The new head of the World Trade Organisation has thrown her support behind efforts among member countries to agree on fisheries subsidies that could reduce overfishing.
Director-general Ngozi Okonjo-Iweala, a Nigerian economist and former government minister, called the efforts a top priority on her first day at the WTO headquarters on the banks of Lake Geneva.
“I am coming into one of the most important institutions in the world and we have a lot of work to do,” said Ms Okonjo-Iweala, 66, who is both the first woman and the first African to hold the job. “I feel ready to go.”
Negotiators have been tasked with striking an agreement that could help eliminate subsidies for illegal, unreported and unregulated fishing, and prohibit some fisheries subsidies that contribute to overcapacity and overfishing.
Member states of the WTO, which works to craft accords that can ensure smooth international trade, have struggled to reach an agreement on fisheries after roughly two decades of work.
Ms Okonjo-Iweala called for finalising the negotiations “as soon as possible” and credited Colombian ambassador Santiago Wills, who chairs the talks on fisheries subsidies, for his “really hard” work.
“My presence is to try and support him proactively to try and unblock the situation so he can complete the fantastic work he has been doing,” she said alongside Mr Wills as they met with various advocacy groups outside the WTO gates. “It has been 20 years – and 20 years is enough.”
“Things are not easy when members are negotiating and there are still a lot of critical issues that need to be sorted out,” she said. “But we are hopeful.”

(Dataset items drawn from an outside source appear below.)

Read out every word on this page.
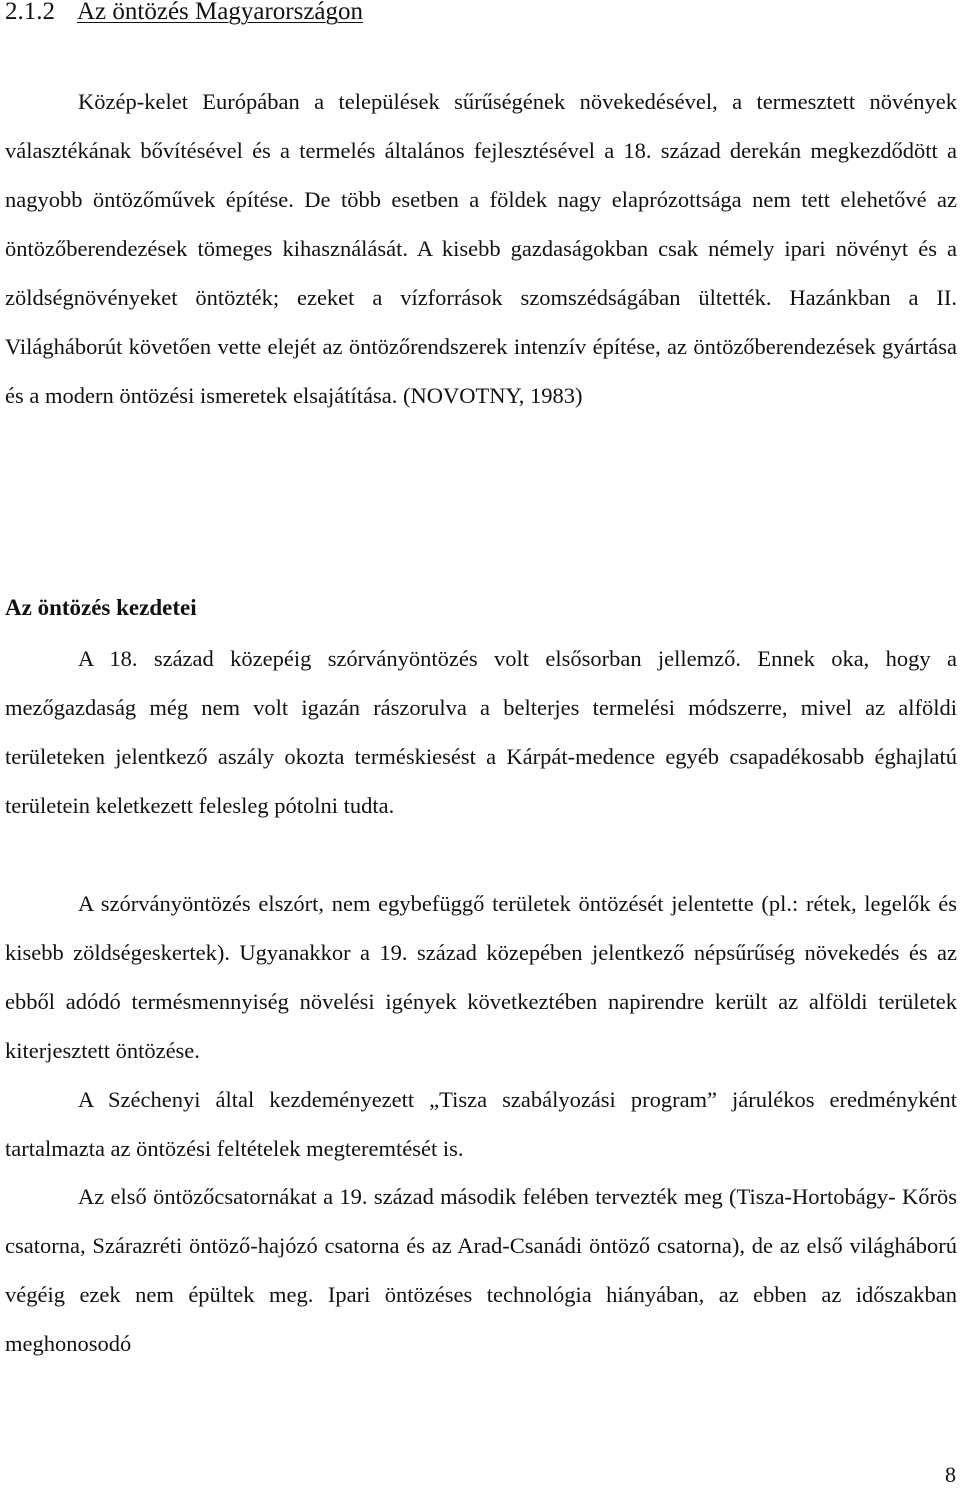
2.1.2 Az öntözés Magyarországon

Közép-kelet Európában a települések sűrűségének növekedésével, a termesztett növények választékának bővítésével és a termelés általános fejlesztésével a 18. század derekán megkezdődött a nagyobb öntözőművek építése. De több esetben a földek nagy elaprózottsága nem tett elehetővé az öntözőberendezések tömeges kihasználását. A kisebb gazdaságokban csak némely ipari növényt és a zöldségnövényeket öntözték; ezeket a vízforrások szomszédságában ültették. Hazánkban a II. Világháborút követően vette elejét az öntözőrendszerek intenzív építése, az öntözőberendezések gyártása és a modern öntözési ismeretek elsajátítása. (NOVOTNY, 1983)

Az öntözés kezdetei

A 18. század közepéig szórványöntözés volt elsősorban jellemző. Ennek oka, hogy a mezőgazdaság még nem volt igazán rászorulva a belterjes termelési módszerre, mivel az alföldi területeken jelentkező aszály okozta terméskiesést a Kárpát-medence egyéb csapadékosabb éghajlatú területein keletkezett felesleg pótolni tudta.

A szórványöntözés elszórt, nem egybefüggő területek öntözését jelentette (pl.: rétek, legelők és kisebb zöldségeskertek). Ugyanakkor a 19. század közepében jelentkező népsűrűség növekedés és az ebből adódó termésmennyiség növelési igények következtében napirendre került az alföldi területek kiterjesztett öntözése.

A Széchenyi által kezdeményezett „Tisza szabályozási program” járulékos eredményként tartalmazta az öntözési feltételek megteremtését is.

Az első öntözőcsatornákat a 19. század második felében tervezték meg (Tisza-Hortobágy- Kőrös csatorna, Szárazréti öntöző-hajózó csatorna és az Arad-Csanádi öntöző csatorna), de az első világháború végéig ezek nem épültek meg. Ipari öntözéses technológia hiányában, az ebben az időszakban meghonosodó

8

Mr Wills said it was “music to my ears to see on the first day the (director general) comes here and makes a statement on the fisheries negotiations”.
Ms Okonjo-Iweala’s first day also consisted of meeting staff and attending her first meeting of the General Council, made up of top envoys from the trade body’s 164 member states. The closed-door council meeting was largely held by videoconference because of measures aimed to fight the pandemic.
Ms Okonjo-Iweala’s victory in the race last autumn was delayed largely because the US administration under then-president Donald Trump supported another candidate. Her appointment came through last month when US President Joe Biden’s administration cleared the way for her selection at the trade body, whose rules require consensus.
The WTO is facing headwinds such as rising protectionism. Its dispute settlement system has been blocked because the US has almost single-handedly prevented appointments to its Appellate Body – a rough equivalent to an appeals court.
Ms Okonjo-Iweala said last month that “wide-ranging reforms” are needed, vowing that a first priority would be to address the economic and health consequences of the Covid-19 pandemic – such as by working to lift export restrictions on supplies and vaccines to get them distributed to countries in need.